We meet four young people and a 60 year old man setting out in search of courage. The ancient place, the site of traditional pilgrimage, not only offers its visitors miracles but also holds family secrets of a darker kind. When 17 year old Katherine Brennan’s best friend Eve returns unexpectedly, everyone is forced to reassess their lives, values and priorities. Katherine must make a choice – should she cling to the familiar as her father has done all his life – or reach out for the unknown, with all its possibilities of happiness?
At the Edge of the Sky was a production for teenagers about the courage we all need to take the first step into the unknown, a step imbued with fear. The play explored how fear keeps us tied to the things that are familiar, the belief that if we step into the unknown we will lose everything we have known, loosing what we know to be safe and loving.

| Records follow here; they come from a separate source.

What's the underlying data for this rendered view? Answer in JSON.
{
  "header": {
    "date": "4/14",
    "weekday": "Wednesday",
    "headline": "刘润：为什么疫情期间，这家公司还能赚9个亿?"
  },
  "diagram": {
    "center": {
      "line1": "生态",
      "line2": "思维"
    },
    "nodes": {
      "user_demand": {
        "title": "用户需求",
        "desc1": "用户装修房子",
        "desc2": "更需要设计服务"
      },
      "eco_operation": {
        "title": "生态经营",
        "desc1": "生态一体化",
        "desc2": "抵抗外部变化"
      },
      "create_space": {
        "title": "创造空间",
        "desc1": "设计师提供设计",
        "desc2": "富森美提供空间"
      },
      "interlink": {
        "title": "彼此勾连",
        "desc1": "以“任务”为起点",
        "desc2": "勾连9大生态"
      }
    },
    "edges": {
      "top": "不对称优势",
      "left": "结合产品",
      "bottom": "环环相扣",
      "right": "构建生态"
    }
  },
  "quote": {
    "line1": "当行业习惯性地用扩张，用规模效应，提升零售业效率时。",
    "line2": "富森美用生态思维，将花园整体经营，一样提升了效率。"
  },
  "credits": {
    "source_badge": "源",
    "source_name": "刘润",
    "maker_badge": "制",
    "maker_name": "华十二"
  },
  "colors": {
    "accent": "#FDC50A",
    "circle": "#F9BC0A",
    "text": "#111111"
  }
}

This universal love story, set on the fictional island if Ab Grian Mor off the west coast of Ireland, provided a rich geographical landscape to the universal themes of family, courage, love and passion.
At the Edge of the Sky toured into schools and youth settings.
Lin Coghlan was a writer-in-residence at the young people’s company in the late 1980s when Half Moon Theatre was on the Mile End Road. She wrote At The Edge Of The Sky for the company in the 1990s and talks about how the young audiences reacted to the themes in the play. Interviewed by Toni Tsaera.